Interaction of MyRIP with myosin-Va and actin. (A) Binding of myosin-VIIa tail (left) or myosin-Va (middle) to purified GST or GST–MyRIP constructs immobilized on glutathione–Sepharose beads. Transfected COS-7 cells and nontransfected PC12 cells were used as a source of myosin-VIIa and myosin-Va, respectively. Cellular levels of myosin-VIIa and myosin-Va are shown in the first lane of each panel (input, 10% of the volume used in the experiment). The position of molecular weight markers is shown on the left side (×10⁻³). The same blots were stripped and reprobed with an anti-GST monoclonal antibody to reveal the MyRIP constructs bound to the beads (right). Note that deletion of the COOH-terminal region of MyRIP had little effect on the interaction with myosins. Similar results were obtained in another experiment. (B) The COOH-terminal region of MyRIP is required for actin binding. COS-7 cells were transfected with vectors encoding full-length MyRIP (1–859) or a deletion mutant (1–665). The proteins expressed were immunoprecipitated with anti-MyRIP antibody–conjugated protein A–Sepharose (beads + Ig). Coimmunoprecipitated actin was revealed with a monoclonal antibody. Beads without antibody were used as control (beads). The amount of expressed MyRIP proteins used in the immunoprecipitation is shown on the left (input, 1/8 of the volume used).
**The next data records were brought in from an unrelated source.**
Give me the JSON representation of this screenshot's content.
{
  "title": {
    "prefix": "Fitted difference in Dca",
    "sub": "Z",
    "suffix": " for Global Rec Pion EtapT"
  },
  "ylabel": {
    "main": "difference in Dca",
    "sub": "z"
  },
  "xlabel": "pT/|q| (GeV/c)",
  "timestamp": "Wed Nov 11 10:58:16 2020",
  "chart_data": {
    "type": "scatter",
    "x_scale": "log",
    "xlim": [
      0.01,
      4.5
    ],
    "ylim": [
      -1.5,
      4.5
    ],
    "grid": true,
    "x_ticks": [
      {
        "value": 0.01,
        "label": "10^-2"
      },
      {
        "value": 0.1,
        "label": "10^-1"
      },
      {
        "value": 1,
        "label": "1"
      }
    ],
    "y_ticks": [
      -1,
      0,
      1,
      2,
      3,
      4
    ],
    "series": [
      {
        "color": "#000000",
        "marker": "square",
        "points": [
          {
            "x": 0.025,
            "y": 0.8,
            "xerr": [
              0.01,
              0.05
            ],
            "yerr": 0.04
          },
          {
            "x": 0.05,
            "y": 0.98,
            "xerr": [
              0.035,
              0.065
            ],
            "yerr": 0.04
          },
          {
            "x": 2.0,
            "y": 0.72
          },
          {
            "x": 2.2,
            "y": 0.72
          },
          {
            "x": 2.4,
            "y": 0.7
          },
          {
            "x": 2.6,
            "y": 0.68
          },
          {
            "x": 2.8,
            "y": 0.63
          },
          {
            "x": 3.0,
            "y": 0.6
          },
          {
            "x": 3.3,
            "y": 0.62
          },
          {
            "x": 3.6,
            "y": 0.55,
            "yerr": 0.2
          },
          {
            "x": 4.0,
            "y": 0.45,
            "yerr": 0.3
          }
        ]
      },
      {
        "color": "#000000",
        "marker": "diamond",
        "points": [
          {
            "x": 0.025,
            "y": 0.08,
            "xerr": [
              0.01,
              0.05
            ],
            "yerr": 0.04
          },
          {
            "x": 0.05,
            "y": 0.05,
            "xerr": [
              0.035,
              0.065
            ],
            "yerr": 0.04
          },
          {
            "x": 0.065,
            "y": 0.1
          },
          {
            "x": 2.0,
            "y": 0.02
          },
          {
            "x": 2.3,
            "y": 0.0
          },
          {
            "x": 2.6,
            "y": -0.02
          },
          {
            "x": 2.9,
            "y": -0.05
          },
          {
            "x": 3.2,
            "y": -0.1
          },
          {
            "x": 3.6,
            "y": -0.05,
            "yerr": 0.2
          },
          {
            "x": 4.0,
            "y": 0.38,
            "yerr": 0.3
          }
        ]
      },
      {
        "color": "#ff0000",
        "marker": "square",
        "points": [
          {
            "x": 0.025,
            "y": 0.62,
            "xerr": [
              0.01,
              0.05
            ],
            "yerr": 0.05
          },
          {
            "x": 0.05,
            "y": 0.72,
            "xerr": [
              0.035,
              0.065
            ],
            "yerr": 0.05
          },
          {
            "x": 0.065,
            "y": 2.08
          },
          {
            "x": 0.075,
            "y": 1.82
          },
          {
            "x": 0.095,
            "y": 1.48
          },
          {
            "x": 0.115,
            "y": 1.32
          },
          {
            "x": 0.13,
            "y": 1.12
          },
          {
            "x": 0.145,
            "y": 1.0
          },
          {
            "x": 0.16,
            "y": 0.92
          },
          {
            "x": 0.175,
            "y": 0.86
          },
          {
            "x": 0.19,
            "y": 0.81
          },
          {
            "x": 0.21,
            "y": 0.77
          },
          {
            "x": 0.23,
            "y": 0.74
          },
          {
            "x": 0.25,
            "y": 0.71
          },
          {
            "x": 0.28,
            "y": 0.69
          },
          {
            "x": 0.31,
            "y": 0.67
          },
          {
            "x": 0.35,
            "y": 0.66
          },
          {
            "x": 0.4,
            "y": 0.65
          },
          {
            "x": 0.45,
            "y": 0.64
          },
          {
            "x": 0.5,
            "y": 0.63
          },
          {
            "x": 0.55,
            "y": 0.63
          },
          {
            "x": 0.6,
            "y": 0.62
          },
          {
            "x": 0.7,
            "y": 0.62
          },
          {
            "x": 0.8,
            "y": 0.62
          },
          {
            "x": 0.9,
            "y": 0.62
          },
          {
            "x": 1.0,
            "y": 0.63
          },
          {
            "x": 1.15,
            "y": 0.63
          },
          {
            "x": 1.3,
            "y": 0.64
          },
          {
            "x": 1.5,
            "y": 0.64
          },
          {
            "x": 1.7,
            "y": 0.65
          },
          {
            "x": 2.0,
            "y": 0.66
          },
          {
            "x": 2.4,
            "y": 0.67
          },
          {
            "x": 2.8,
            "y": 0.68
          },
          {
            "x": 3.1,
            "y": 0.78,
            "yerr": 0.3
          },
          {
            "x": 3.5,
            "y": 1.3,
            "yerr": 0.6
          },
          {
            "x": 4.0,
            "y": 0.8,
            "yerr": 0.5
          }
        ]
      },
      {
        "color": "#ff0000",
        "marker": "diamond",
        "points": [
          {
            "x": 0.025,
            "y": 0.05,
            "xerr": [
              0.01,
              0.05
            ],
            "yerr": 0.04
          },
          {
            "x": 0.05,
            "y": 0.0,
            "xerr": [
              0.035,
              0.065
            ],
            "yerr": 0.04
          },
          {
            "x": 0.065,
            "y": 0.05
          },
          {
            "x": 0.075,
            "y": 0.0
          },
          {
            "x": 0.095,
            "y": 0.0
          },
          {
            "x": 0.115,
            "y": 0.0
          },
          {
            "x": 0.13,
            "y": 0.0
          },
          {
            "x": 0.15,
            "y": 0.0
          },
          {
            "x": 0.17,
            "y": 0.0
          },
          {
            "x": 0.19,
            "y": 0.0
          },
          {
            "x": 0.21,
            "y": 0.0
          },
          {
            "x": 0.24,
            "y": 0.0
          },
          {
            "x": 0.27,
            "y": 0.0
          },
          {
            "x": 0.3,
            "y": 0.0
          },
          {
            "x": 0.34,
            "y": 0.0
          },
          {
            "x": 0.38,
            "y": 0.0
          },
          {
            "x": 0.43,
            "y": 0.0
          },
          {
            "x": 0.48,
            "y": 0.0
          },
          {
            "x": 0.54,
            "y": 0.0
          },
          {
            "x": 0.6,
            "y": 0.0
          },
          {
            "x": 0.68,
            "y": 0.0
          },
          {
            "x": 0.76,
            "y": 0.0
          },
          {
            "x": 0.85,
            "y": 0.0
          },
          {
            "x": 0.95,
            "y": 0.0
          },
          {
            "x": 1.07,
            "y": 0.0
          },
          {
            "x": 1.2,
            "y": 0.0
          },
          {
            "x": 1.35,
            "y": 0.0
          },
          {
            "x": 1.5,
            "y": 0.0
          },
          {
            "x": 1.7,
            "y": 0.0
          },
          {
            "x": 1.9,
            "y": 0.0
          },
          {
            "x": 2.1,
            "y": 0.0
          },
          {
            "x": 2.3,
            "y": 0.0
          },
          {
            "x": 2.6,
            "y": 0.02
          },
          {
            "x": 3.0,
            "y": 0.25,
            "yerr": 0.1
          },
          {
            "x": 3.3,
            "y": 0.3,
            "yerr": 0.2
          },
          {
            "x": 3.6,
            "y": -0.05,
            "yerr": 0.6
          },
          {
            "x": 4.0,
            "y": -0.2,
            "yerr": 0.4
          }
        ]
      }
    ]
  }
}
Similar results were obtained in another experiment. (C) Importance of the COOH-terminal region of MyRIP for its colocalization with F-actin. PC12 cells were transfected with MyRIP-ΔRBD (138–859) (top) or MyRIP-ΔRBD-ΔCter (138–665) (bottom). 3 d later, cells were stained with anti–myc tag antibodies (left) or rhodamine-phalloidin (middle) and imaged by confocal immunofluorescence. The overlaid images (right) show that MyRIP-ΔRBD, but not MyRIP-ΔRBD-ΔCter, colocalizes with F-actin.